(Graphic: created by me in Photoshop.)
Though I am loathe to give up top billing to YellowWallFarm.com—about my favorite thing I get to do is shine light on the good and beautiful in the world…well, I've got a barrelful here for Hellman's® and their completely ludicrous and cynical misuse of the words "real ingredients" when listing what actually goes into their products.
I am aware that Hellman's and Best Foods are the most popular mayonnaises in this country. I am also aware that some people eat ground beef at Taco Bell and McDonald's, so clearly we are a nation who likes to play fast and loose with our food safety.
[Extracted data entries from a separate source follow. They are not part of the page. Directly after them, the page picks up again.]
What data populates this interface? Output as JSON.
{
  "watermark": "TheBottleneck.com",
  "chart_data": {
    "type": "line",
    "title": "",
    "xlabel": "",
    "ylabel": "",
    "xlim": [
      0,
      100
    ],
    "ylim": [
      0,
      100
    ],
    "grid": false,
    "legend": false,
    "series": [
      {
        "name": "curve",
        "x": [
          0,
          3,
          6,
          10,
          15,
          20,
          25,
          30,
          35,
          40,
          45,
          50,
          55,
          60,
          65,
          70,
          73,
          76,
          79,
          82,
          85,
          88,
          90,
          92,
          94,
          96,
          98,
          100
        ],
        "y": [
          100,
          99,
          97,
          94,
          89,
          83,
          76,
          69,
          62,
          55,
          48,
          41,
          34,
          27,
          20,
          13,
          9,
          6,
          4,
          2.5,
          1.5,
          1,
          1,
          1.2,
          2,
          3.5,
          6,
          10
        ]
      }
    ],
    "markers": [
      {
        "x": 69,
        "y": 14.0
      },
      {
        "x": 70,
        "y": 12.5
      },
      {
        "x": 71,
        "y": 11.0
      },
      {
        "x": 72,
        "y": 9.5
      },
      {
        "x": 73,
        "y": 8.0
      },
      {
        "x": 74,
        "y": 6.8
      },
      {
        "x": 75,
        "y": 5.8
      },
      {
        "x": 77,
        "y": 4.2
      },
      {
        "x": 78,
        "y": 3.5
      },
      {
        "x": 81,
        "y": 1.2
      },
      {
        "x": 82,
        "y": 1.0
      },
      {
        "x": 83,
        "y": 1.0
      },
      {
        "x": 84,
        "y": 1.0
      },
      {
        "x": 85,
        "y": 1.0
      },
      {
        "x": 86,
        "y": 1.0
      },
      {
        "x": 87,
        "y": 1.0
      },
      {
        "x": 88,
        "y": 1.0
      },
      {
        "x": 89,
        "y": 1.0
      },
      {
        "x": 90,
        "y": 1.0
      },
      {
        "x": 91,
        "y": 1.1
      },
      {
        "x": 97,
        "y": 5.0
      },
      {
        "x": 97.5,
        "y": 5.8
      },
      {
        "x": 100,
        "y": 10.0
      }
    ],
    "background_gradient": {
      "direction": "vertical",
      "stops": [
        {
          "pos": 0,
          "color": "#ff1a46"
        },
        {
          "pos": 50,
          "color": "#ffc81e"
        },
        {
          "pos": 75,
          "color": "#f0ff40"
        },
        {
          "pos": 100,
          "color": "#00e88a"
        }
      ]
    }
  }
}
You might be lulled into a sense of food security with the sincerity of words like "real" and "natural," and even "organic" and "free-range" or "cage-free." Then, last evening another pro-food (real food, not corporate chemicals in boxes and jars) food blogger, "Genie," aka @egratto, tweeted this little nugget:
"So. Hellman's Mayo has an ad campaign claiming they're making it from real ingredients. Here's the nutritional info: http://bit.ly/bWPawC"
And that's when my insta-cynic knew I was about to launch out the gate for a horserace to be the first to find out…WTF, HELLMANN'S?
My first jab about the real ingredients to Genie was:
"They just mean 'molecules.' Those are real, right?"
(I am not unaware that our nation is currently swamped with people who don't believe in science, but they do think Jesus killed the gay dinosaurs.)
My next yuck, yuck at Hellman's expense?
"I cook with Calcium Disodium EDTA every single day! #HellmansRealIngredients http://is.gd/aZJyb"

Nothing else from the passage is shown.